As cloud clients input 2023 with a hybrid presence in multiple clouds, they work on prioritizing techniques to fight rising gaps in cloud security.

Most big agencies are getting access to cloud offerings in numerous public clouds, whilst preserving organization structures and personal clouds of their company’s facts centers.

One of the ways of closing these gaps in security could be adopting deep observability. We have already reviewed a few Deep Observability providers such as Gigamon. While Gigamon probably can be considered a current market leader in this relatively new and small market with under $2B annual market size, they still should watch out for the newcomers who come with shiny new products and great technologies under the hood.

CtrlStack is one of these startups and they recently got a second round of funding from Lightspeed VC, led by Kearny Jackson and Webb Investment Network.

The delivery of features and applications by today’s digital-first companies and developers is accelerating. Teams from information technology operations and software development must collaborate closely to do this, forming a practice known as DevOps. When events occur, they may involve any number of digital environment systems, including operations, infrastructure, code, or any combination of modifications made to any of them.
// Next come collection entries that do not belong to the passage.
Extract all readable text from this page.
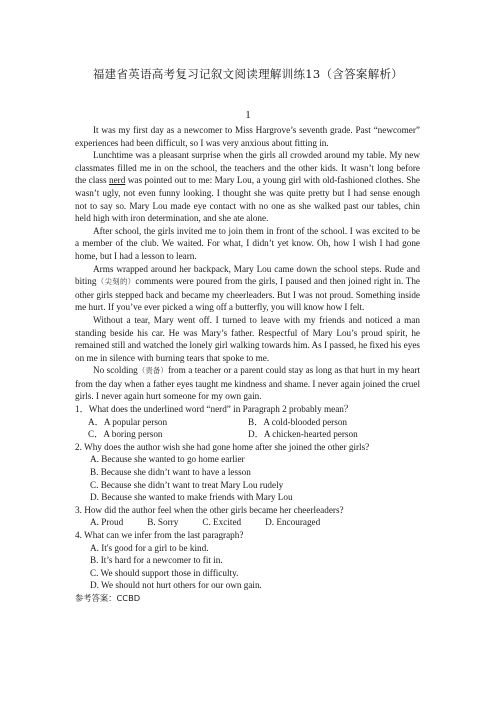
福建省英语高考复习记叙文阅读理解训练13（含答案解析）
1

It was my first day as a newcomer to Miss Hargrove’s seventh grade. Past “newcomer” experiences had been difficult, so I was very anxious about fitting in.

Lunchtime was a pleasant surprise when the girls all crowded around my table. My new classmates filled me in on the school, the teachers and the other kids. It wasn’t long before the class nerd was pointed out to me: Mary Lou, a young girl with old-fashioned clothes. She wasn’t ugly, not even funny looking. I thought she was quite pretty but I had sense enough not to say so. Mary Lou made eye contact with no one as she walked past our tables, chin held high with iron determination, and she ate alone.

After school, the girls invited me to join them in front of the school. I was excited to be a member of the club. We waited. For what, I didn’t yet know. Oh, how I wish I had gone home, but I had a lesson to learn.

Arms wrapped around her backpack, Mary Lou came down the school steps. Rude and biting（尖刻的）comments were poured from the girls, I paused and then joined right in. The other girls stepped back and became my cheerleaders. But I was not proud. Something inside me hurt. If you’ve ever picked a wing off a butterfly, you will know how I felt.

Without a tear, Mary went off. I turned to leave with my friends and noticed a man standing beside his car. He was Mary’s father. Respectful of Mary Lou’s proud spirit, he remained still and watched the lonely girl walking towards him. As I passed, he fixed his eyes on me in silence with burning tears that spoke to me.

No scolding（责备）from a teacher or a parent could stay as long as that hurt in my heart from the day when a father eyes taught me kindness and shame. I never again joined the cruel girls. I never again hurt someone for my own gain.

1．What does the underlined word “nerd” in Paragraph 2 probably mean？
A．A popular person	B．A cold-blooded person
C．A boring person	D．A chicken-hearted person
2. Why does the author wish she had gone home after she joined the other girls?
A. Because she wanted to go home earlier
B. Because she didn’t want to have a lesson
C. Because she didn’t want to treat Mary Lou rudely
D. Because she wanted to make friends with Mary Lou
3. How did the author feel when the other girls became her cheerleaders?
A. Proud	B. Sorry	C. Excited	D. Encouraged
4. What can we infer from the last paragraph?
A. It's good for a girl to be kind.
B. It’s hard for a newcomer to fit in.
C. We should support those in difficulty.
D. We should not hurt others for our own gain.
参考答案：CCBD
The CtrlStack platform connects cause and effect to make troubleshooting easier and incident root cause analysis faster by tracking relationships between components in a customer’s systems. Developers and engineers can solve problems quickly by giving DevOps teams the tools they need.

By forming an understanding graph of all of the infrastructure, interconnected offerings, and impact, CtrlStack can supply the full picture while capturing the devices’ modifications and relationships throughout the whole device stack. Using CtrlStack product DevOps groups can view dependencies, measure the impact of modifications and examine occasions in actual time.

Key capabilities of the platform encompass an occasion timeline that permits groups to browse and clear out out extrade occasions, without having to sift via log documents or survey users, and a visual representation that offers insights into operational data. Both of those capabilities additionally force dashboards for builders and DevOps groups.

Developers can also access their dashboards that give visibility for any modifications to code commits, configuration documents, or function flags, – all in one click. DevOps groups get a dashboard for root reason evaluation that permits them to seize all of the context for the time being they came about with a searchable timeline of dependencies displaying the whole impacted topology and impacted metrics.